The U.S. Supreme Court is expected to hand down its decision later this month in Arizona v. United States, the case arising from Arizona's controversial immigration law S.B. 1070, which, among other things, requires state law enforcement officials to try to determine the immigration status of any person they encounter during "any lawful stop, detention, or arrest" if those officials have a "reasonable suspicion" that the person may be in the country illegally. Based on what I saw at the oral argument in April, a majority of the Supreme Court appeared willing to side with Arizona and rule that federal immigration law does not preempt the state crackdown. But even if the Court does rule in Arizona's favor, the state law still faces other legal hurdles.
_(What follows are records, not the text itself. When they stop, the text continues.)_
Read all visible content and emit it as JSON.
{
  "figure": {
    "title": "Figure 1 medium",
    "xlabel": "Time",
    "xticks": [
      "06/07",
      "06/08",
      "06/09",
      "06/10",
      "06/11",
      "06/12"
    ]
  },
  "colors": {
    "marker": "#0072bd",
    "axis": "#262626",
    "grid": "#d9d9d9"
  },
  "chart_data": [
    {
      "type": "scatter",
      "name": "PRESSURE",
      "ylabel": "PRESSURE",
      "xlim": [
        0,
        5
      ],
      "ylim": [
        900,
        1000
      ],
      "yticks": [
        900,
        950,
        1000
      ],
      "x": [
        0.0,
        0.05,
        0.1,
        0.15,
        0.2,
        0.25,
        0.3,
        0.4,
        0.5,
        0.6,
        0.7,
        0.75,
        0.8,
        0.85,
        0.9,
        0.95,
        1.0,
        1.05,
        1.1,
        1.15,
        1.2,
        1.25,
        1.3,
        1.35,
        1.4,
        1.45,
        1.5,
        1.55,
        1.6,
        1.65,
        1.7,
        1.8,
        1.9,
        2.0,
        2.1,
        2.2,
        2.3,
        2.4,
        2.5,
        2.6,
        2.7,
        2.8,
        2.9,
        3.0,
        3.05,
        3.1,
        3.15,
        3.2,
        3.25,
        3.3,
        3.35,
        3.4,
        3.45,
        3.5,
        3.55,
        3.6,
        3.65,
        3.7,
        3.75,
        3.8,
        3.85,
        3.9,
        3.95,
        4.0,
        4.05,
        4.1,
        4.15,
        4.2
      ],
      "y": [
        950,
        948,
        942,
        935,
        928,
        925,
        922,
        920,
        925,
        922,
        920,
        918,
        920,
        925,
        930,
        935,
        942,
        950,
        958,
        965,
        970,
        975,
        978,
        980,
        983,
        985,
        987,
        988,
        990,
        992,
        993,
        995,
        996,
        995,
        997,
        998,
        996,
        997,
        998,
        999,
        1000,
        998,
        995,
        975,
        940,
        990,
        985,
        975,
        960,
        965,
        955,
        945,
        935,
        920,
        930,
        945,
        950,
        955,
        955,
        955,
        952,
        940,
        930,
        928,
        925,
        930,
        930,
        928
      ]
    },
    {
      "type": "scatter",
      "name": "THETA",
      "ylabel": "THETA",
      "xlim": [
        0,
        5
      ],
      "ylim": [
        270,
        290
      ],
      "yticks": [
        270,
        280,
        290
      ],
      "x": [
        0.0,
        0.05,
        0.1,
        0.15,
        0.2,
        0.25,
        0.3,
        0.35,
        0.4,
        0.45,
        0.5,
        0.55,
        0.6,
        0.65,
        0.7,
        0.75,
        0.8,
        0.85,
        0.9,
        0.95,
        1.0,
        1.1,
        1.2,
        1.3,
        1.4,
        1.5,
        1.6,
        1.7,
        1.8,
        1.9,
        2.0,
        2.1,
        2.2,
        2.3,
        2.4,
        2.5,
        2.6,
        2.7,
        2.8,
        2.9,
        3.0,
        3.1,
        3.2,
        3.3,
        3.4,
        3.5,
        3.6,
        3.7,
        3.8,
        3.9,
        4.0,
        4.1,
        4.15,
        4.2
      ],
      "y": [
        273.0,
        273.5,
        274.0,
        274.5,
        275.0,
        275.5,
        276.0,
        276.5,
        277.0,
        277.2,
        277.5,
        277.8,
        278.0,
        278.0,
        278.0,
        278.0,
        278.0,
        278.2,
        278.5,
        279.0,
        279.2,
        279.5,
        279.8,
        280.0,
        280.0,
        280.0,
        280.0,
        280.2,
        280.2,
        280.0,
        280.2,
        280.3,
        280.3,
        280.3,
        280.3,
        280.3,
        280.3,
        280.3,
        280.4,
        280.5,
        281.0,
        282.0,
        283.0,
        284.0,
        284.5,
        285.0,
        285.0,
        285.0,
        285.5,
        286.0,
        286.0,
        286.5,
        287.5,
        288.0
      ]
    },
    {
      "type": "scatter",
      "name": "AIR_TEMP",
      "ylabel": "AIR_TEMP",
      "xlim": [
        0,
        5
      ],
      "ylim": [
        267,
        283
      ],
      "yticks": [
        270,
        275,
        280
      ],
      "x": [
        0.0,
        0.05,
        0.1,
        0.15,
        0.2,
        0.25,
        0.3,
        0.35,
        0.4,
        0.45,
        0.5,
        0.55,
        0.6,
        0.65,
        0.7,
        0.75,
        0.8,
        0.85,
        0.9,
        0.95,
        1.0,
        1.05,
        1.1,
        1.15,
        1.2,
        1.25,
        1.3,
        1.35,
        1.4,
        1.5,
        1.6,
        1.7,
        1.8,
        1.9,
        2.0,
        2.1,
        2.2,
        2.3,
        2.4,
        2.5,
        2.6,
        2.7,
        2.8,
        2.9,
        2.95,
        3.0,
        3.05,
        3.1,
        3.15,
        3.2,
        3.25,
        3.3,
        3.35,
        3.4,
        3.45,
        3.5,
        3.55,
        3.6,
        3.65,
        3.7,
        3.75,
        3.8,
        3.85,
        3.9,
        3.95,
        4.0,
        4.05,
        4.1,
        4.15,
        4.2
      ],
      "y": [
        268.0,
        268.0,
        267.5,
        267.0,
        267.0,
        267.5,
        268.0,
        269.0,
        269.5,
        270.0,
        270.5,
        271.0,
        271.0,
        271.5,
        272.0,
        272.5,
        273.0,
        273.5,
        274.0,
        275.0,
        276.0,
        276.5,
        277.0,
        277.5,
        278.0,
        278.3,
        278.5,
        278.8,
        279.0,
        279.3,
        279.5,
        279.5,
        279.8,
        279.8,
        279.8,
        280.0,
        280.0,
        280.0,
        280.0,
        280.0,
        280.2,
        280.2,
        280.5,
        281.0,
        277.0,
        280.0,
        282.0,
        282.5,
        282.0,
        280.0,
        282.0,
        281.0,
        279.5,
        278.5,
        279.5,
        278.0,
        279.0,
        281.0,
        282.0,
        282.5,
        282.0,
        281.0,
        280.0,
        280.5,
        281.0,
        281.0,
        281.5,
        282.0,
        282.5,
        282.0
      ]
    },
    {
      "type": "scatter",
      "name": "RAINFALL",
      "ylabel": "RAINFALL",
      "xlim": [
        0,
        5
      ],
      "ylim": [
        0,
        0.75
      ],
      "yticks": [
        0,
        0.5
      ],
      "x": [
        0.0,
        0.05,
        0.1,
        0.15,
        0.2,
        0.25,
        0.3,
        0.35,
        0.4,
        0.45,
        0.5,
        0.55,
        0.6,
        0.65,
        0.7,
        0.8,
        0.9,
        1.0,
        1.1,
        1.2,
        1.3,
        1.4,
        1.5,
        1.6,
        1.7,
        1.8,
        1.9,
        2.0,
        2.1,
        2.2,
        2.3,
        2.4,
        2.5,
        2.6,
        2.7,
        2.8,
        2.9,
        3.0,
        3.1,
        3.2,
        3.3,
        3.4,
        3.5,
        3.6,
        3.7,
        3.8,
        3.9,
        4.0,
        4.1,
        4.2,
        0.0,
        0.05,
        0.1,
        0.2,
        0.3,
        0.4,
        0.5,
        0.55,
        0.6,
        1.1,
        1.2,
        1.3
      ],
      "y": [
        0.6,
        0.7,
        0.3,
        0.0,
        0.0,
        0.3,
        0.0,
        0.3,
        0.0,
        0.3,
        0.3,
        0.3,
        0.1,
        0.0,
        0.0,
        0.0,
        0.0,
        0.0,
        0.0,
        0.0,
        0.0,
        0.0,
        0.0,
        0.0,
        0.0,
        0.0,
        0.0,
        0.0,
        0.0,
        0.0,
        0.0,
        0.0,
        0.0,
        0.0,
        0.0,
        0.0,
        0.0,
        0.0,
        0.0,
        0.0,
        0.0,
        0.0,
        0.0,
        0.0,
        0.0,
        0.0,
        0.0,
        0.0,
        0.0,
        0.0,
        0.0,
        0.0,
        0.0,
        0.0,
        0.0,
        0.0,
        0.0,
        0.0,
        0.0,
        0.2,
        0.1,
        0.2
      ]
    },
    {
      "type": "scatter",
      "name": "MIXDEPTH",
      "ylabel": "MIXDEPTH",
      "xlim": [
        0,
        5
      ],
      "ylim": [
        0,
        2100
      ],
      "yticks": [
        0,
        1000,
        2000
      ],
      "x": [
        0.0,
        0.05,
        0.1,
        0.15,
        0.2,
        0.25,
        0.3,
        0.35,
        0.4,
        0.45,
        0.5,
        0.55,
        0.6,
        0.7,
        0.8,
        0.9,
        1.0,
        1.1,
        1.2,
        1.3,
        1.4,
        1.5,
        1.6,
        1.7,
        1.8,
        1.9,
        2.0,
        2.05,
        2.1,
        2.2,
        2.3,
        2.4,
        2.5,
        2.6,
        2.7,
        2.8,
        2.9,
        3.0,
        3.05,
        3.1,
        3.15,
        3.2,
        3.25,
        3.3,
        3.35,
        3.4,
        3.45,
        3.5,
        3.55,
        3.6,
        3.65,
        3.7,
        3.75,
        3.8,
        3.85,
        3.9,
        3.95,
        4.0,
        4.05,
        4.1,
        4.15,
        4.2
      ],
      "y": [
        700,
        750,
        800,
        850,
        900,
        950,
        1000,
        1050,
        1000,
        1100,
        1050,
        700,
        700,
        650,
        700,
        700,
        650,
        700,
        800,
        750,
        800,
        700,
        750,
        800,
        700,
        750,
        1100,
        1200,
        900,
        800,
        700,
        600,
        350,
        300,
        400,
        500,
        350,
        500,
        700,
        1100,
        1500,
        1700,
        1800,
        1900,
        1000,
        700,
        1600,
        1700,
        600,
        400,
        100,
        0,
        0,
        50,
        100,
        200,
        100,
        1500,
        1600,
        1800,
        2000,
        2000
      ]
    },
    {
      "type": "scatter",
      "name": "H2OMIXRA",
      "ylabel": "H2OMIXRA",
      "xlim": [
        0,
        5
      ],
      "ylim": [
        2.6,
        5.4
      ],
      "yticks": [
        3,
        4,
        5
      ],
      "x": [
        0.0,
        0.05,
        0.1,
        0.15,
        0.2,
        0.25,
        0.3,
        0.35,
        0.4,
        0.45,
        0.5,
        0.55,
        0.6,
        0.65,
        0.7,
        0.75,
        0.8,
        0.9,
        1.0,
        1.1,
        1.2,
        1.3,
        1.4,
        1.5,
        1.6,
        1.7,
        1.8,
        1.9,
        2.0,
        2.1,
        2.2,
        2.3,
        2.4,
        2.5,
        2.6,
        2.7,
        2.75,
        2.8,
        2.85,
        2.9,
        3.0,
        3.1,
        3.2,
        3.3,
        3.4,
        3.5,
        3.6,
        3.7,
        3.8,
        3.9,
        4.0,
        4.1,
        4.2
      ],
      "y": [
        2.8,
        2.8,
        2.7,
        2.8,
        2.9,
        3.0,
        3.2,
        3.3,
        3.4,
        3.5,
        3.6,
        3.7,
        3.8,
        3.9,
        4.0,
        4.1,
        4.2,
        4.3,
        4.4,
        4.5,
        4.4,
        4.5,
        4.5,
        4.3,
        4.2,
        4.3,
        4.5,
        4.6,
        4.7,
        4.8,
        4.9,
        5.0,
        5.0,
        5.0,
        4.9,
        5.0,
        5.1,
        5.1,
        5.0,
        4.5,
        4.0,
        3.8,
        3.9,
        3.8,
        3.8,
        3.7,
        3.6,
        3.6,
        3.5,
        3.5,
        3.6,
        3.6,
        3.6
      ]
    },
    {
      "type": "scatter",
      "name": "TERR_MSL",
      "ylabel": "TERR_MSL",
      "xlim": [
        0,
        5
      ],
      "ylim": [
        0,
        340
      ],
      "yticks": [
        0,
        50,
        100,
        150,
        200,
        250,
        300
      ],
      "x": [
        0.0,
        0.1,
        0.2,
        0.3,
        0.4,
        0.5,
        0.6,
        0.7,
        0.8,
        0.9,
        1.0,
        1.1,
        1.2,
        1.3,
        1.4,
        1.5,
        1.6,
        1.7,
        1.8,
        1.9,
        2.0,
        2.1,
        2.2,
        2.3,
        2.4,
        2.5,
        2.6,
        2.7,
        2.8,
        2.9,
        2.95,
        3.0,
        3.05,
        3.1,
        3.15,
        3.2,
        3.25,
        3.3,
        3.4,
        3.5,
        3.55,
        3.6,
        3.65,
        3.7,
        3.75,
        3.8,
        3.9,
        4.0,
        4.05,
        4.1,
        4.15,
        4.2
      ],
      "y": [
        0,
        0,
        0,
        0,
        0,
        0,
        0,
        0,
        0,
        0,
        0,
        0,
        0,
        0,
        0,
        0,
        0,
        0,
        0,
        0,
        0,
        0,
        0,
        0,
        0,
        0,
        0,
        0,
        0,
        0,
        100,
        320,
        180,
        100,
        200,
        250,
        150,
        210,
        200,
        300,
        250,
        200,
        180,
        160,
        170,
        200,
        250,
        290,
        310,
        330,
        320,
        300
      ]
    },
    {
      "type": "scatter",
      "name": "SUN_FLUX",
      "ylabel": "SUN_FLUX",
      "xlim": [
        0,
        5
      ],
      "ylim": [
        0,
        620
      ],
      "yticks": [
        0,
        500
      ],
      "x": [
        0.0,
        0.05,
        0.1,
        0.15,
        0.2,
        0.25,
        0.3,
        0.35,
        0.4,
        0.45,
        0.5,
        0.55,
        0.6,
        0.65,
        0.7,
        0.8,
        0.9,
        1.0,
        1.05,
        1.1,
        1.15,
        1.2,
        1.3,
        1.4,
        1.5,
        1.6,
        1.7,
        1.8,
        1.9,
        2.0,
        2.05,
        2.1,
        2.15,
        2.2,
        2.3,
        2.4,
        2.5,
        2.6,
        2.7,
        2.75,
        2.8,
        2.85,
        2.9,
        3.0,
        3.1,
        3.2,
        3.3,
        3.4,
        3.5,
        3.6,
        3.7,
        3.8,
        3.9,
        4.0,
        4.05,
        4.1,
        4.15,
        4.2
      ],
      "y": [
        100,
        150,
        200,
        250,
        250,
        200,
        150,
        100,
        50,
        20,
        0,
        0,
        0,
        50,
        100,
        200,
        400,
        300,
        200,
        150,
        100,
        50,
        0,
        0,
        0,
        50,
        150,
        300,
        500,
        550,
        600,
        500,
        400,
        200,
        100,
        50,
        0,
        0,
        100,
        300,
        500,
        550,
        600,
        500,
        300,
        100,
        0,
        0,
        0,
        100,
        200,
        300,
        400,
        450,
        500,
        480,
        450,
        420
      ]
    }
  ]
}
As The Arizona Republic reports, a constitutional challenge is now beginning to work its way through the federal courts:
U.S. District Court Judge Susan Bolton heard arguments Monday over whether to grant the case class-action status, which could allow hundreds of thousands to join what has been named the Friendly House case, after one of the plaintiffs. Plaintiffs include immigrants, immigrant-rights groups, religious groups and non-profit organizations.
The federal government's case—and the looming Supreme Court ruling—focuses on state vs. federal authority, while this case alleges SB 1070 could violate individuals' Fifth Amendment right to due process, First Amendment right to free speech and 14th Amendment right to equal protection.